How to Choose the Right Moving Truck

by Zac Kandell | Updated: May 24, 2021

So, you’ve decided to handle moving yourself - by which we mean paying your friends with pizza rather than paying professional movers with money. In exchange for saving that money, you have a lot more things to think about, and one of them is choosing a moving truck. How do you make sure you choose the right moving truck and don’t end up regretting the decision?

The basic rule of thumb

There are two basic rules that you’ll find most people use, both of which you do by counting the number of rooms you’re trying to move.

The first is pretty straightforward: try to get 250 cubic feet of truck per fully furnished room.

The other rule, which is roughly the same, breaks it down like this:

  • Studio apartment: 10-foot truck
  • 1-2 bedrooms: 15-foot truck
  • 2-3 bedrooms: 20-foot truck
  • 4+ bedrooms: 26-foot truck

These are pretty good as starting points, but as always, the actual answer is more complicated with that.

More size considerations

The fault with the rules of thumb should be obvious. The truck doesn’t carry rooms, but the stuff in the rooms. If you have many rooms with relatively spartan furnishings, you might not need as large of a truck as someone with fewer rooms crammed with more stuff.

To get a better idea of what you’re going to need, you’re going to need to measure stuff. How large are your moving boxes, and how many of them do you have? Measure every piece of furniture you have, too. Adding those up gives you an absolute minimum for the truck - you might have missed a lot of smaller things that will take up space. You’re also unlikely to pack the truck perfectly, so unless everything can fit perfectly together and you’re a Tetris master, expect that there’s going to be some empty space in the truck.

In fact, you should plan for there being more space. Err on the side of buying a larger truck than you think you need. The laws of physics are a lot more forgiving of you having extra room than trying to fit 600 cubic feet into 500. This is especially true if you’re going to be moving over a long distance - if it’s just across town, then you could make another trip, but you’re not just going to “make another trip” to another state when you leave things behind. If your reaction to “What would I do if everything couldn’t fit in the truck” is “panic”, then you really should get a larger truck.
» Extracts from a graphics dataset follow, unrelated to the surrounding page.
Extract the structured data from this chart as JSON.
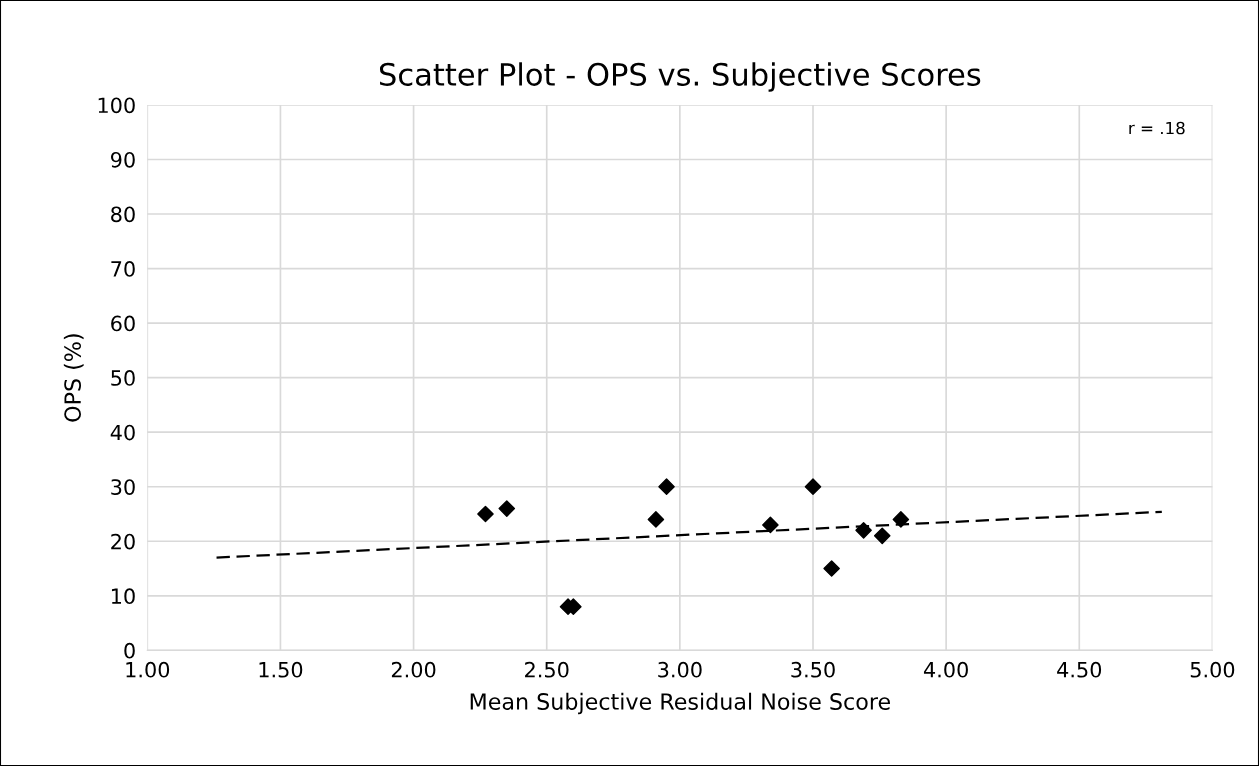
{
  "chart_data": {
    "type": "scatter",
    "title": "Scatter Plot - OPS vs. Subjective Scores",
    "xlabel": "Mean Subjective Residual Noise Score",
    "ylabel": "OPS (%)",
    "series": [
      {
        "color": "#000000",
        "marker": "diamond",
        "x": [
          2.27,
          2.35,
          2.58,
          2.6,
          2.91,
          2.95,
          3.34,
          3.5,
          3.57,
          3.69,
          3.76,
          3.83
        ],
        "values": [
          25,
          26,
          8,
          8,
          24,
          30,
          23,
          30,
          15,
          22,
          21,
          24
        ]
      },
      {
        "type": "line",
        "color": "#000000",
        "line_style": "dashed",
        "marker": "none",
        "x": [
          1.26,
          4.81
        ],
        "values": [
          17,
          25.4
        ]
      }
    ],
    "annotations": [
      "r = .18"
    ],
    "xlim": [
      1.0,
      5.0
    ],
    "xticks": [
      {
        "value": 1.0,
        "label": "1.00"
      },
      {
        "value": 1.5,
        "label": "1.50"
      },
      {
        "value": 2.0,
        "label": "2.00"
      },
      {
        "value": 2.5,
        "label": "2.50"
      },
      {
        "value": 3.0,
        "label": "3.00"
      },
      {
        "value": 3.5,
        "label": "3.50"
      },
      {
        "value": 4.0,
        "label": "4.00"
      },
      {
        "value": 4.5,
        "label": "4.50"
      },
      {
        "value": 5.0,
        "label": "5.00"
      }
    ],
    "ylim": [
      0,
      100
    ],
    "yticks": [
      0,
      10,
      20,
      30,
      40,
      50,
      60,
      70,
      80,
      90,
      100
    ],
    "grid": true,
    "legend": false
  }
}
Choosing the rental company

It’s a good idea to get a few quotes from companies near you. Choose truck rental companies which have been in business for a length of time; look for online reviews via sites such as or Angi.

Some information which is important to share with the rental company to receive an accurate estimate:

  • The number of days you’ll need the truck for loading, unloading, and driving
  • Other moving paraphernalia you’ll rent, including items such as blankets and dollies

Compare rates among companies, taking into account the flat rental fee as well as the cost of extra items. Since they rent out trucks to people who are moving all the time, they're another place you can get an estiate of how large of a truck you'll need, though beware of them trying to upsell you on a larger (and more expensive) truck you won't really need.

Are you ready to drive the truck?

Most budget truck rental companies stock trucks that a renter can drive with a general driver’s license, but don’t assume that’s the case with your rental. Confirm that a special license isn’t required before you make the reservation. Also, know whether you’ll be renting a manual or automatic transmission truck.

Even if you don’t need a special license, consider whether or not you are able to handle a truck comfortably. Moving truck driving requires some special driving tactics and techniques. If you are a nervous driver in general, think of how you’ll feel with a truck on narrow city streets during bad weather or rush-hour traffic. If the thought of that makes you sweat, consider finding or hiring someone else to do the driving.

Moving is often a difficult process, no matter how well you prepare. If you’re moving yourself, choosing the right moving truck can mean the difference between a smooth move and one that you’ll tell horror stories about for years to come!